Movie review - "A Girl Must Live" (1939) ***

Really fun, bright British comedy about three showgirls on the make, full of energy and bright Frank Launder script. Launder wrote this without Gilliat; it was interesting to contrast this with Girl in the News, which was also directed by Carol Reed starring Margaret Lockwood but was written by Gilliat without Launder. This was a better movie, a lot more fun - and made me wonder if Launder was a better writer than Gilliat. Of course it simply maybe personal taste, the source novel, anything... But it seems Launder was better at comedy. You can definitely feel The Lady Vanishes here more than in Girl in the News.

Anyway Margaret Lockwood is bright and vivacious in Lady Vanishes mode as a bright young thing who flees finishing school and winds up on stage. Her cronies include Renee Houston and an achingly young Lili Palmer. Everyone is good as is the support cast including Naunton Wayne.
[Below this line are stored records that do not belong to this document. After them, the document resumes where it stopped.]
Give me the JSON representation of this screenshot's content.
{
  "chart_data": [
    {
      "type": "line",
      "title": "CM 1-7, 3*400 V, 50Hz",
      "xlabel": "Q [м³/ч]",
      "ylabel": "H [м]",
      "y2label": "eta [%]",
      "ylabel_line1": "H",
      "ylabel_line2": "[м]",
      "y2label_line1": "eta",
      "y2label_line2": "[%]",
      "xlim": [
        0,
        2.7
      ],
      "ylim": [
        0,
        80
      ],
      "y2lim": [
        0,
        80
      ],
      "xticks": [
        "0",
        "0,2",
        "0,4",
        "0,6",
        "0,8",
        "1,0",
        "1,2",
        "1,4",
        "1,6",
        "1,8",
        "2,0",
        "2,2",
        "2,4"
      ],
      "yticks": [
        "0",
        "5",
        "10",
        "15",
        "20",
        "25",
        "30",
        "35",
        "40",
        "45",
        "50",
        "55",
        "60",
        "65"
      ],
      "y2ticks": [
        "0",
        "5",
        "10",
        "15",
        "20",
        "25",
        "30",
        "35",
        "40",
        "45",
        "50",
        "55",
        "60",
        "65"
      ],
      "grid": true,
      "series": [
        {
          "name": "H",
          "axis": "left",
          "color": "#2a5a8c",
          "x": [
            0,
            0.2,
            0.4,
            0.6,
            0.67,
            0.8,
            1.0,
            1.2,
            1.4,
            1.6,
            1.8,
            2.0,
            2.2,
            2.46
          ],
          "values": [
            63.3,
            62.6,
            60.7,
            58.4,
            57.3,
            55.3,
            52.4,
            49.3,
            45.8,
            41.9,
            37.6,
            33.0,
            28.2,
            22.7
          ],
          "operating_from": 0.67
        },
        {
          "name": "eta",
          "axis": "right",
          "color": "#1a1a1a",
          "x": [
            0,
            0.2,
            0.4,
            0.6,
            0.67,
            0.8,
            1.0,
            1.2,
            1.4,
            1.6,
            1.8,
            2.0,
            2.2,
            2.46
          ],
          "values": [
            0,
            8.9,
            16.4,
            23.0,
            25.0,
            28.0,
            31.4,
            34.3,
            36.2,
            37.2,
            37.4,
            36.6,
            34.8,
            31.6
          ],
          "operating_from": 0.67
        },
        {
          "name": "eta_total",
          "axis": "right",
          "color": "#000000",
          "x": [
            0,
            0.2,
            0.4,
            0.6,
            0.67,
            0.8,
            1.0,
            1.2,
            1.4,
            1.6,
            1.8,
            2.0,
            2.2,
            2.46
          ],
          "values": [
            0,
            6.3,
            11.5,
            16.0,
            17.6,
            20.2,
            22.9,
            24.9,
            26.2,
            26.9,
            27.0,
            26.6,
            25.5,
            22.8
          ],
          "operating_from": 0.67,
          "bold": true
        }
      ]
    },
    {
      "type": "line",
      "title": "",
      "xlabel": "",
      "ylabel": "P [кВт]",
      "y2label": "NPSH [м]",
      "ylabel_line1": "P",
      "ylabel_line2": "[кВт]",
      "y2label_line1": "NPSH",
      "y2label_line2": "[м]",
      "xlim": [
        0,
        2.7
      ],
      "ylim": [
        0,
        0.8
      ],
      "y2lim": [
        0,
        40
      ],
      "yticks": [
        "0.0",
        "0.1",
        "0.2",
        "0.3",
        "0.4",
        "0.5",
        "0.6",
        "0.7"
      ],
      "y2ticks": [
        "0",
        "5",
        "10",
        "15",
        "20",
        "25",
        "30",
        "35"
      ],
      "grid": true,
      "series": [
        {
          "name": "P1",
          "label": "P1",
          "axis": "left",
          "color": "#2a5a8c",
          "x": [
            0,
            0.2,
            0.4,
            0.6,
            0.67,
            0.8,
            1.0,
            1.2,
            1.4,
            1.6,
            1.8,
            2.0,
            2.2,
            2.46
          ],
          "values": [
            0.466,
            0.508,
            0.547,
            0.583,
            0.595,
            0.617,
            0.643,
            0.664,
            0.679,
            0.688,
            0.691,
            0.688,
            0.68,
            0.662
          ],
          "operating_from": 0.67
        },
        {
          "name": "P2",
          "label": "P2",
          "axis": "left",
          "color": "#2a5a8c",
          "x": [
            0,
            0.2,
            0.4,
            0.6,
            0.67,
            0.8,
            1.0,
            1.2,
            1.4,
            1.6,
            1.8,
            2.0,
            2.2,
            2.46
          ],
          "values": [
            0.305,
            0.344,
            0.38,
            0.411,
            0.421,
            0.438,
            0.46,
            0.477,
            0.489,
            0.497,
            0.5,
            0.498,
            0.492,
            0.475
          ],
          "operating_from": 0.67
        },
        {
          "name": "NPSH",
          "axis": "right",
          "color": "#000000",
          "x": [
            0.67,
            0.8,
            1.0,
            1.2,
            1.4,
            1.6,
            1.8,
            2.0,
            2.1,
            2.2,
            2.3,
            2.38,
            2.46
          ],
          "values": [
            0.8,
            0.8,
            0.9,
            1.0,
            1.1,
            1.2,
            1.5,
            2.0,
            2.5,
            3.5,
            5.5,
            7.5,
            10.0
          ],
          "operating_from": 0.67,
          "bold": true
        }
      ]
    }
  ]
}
The film feels influenced by those Warner Bros musicals of the early 1930s with girl's minds on money and doddering old men interested in sex. This makes it refreshingly adult. There are a few musical numbers but it's not really a musical.

The girls run around in their underwear a lot, Houston and Palmer have a cat fight, Wayne is a drunken burglar, Hugh Sinclair is the noble who Lockwood falls in love with. This romance is a little abrupt - Sinclair comes into the piece too late and is too sketchy a figure. It was the biggest flaw of the film for me. But Reed and the writers have such affection for their characters this is a hard movie to dislike and I found it a delightful surprise.